GRPO: Group Relative Policy Optimization—an RL algorithm that normalizes rewards within a group of outputs for the same prompt to reduce variance, avoiding the need for a separate value network.
SFT: Supervised Fine-Tuning—training a model on labeled examples (prompt-response pairs) to instill desired behaviors before RL.
CoT: Chain-of-Thought—a prompting technique where the model generates intermediate reasoning steps before the final answer.
pass@K: A metric measuring the probability that at least one of K generated solutions is correct.
temperature-adjusted entropy: A metric used to monitor the randomness of the model's policy during RL, calculated as entropy divided by the sampling temperature.
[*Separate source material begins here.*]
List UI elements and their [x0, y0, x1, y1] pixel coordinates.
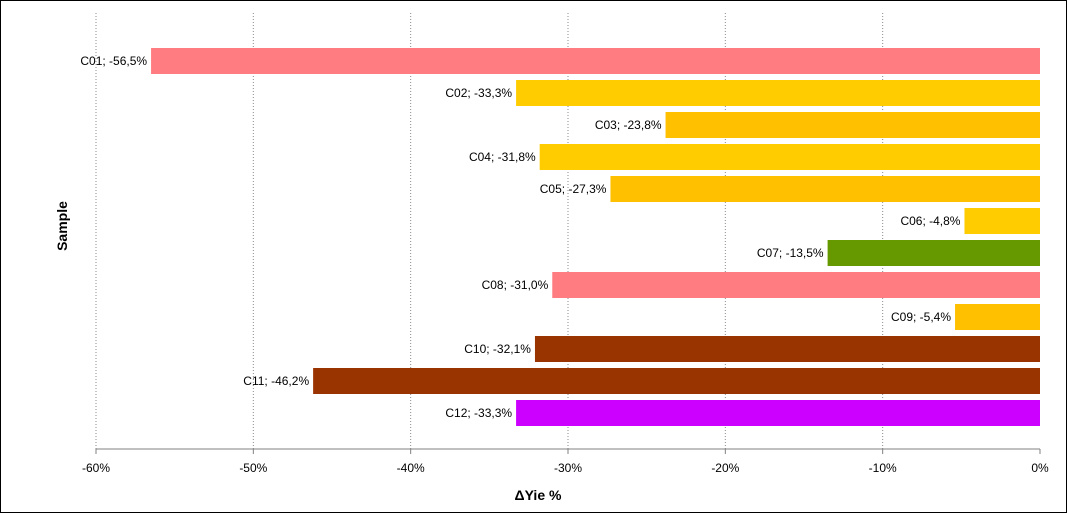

overlong filtering: A strategy during RL where samples that fail to produce a final answer within the token budget are masked out (ignored) rather than penalized.
exposure bias: The discrepancy between training (where the model sees ground truth) and inference (where it sees its own predictions), often mitigating by generating longer sequences.
on-policy: RL training where the data used for updates is generated by the current version of the policy being optimized.
rope_theta: A parameter in RoPE (Rotary Positional Embeddings) that controls the wavelength of position encodings; increasing it allows models to handle longer context windows.
DeepSeek-R1: A frontier reasoning model used here as a teacher to generate synthetic SFT data.
distillation: Training a smaller student model to mimic the outputs of a larger teacher model.